Helping Suicidal Teens
- Offer help and listen. Encourage depressed teens to talk about their feelings. Listen, don’t lecture.
- Trust your instincts. If it seems that the situation may be serious, seek prompt help. Break a confidence if necessary, in order to save a life.
- Pay attention to talk about suicide. Ask direct questions and don’t be afraid of frank discussions. Silence is deadly!

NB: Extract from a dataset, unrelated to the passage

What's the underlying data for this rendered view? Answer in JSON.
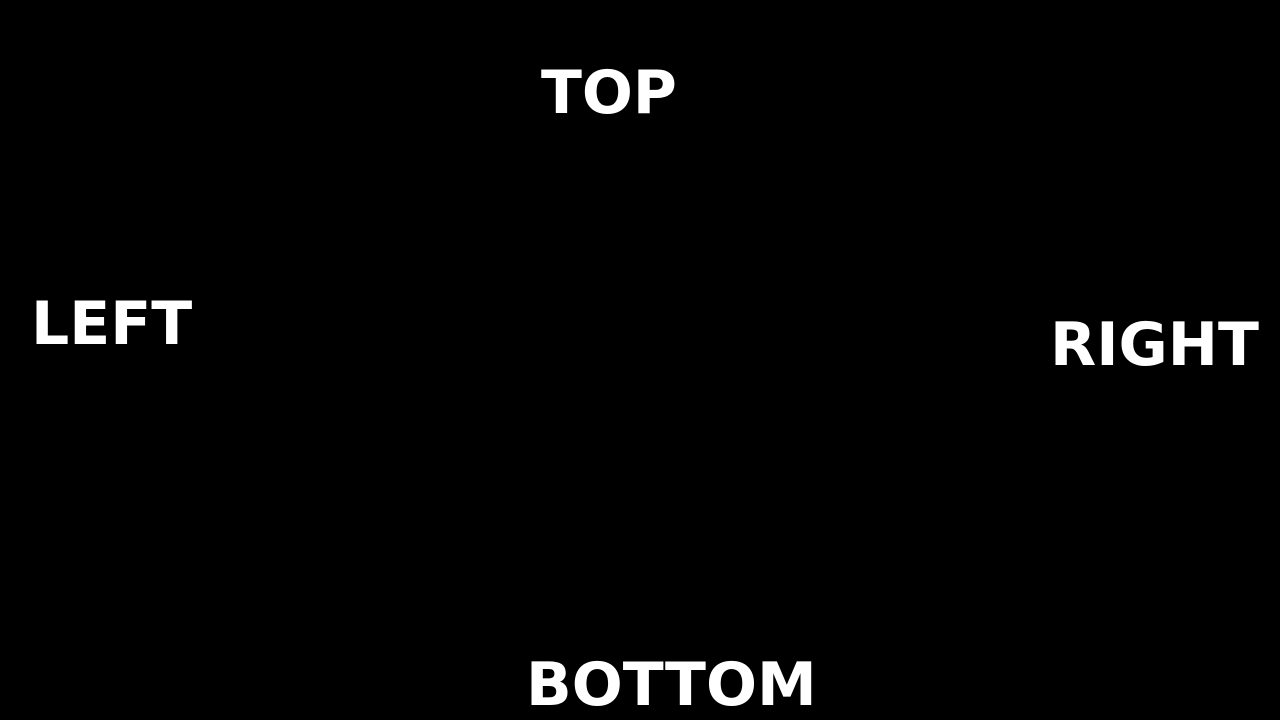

- Seek professional help. It is essential to seek expert advice from a mental health professional who has experience helping depressed teens. Also, alert key adults in the teen’s life — family, friends and teachers.
Looking To The Future
When adolescents are depressed, they have a tough time believing that their outlook can improve. But professional treatment can have a dramatic impact on their lives. It can put them back on track and bring them hope for the future.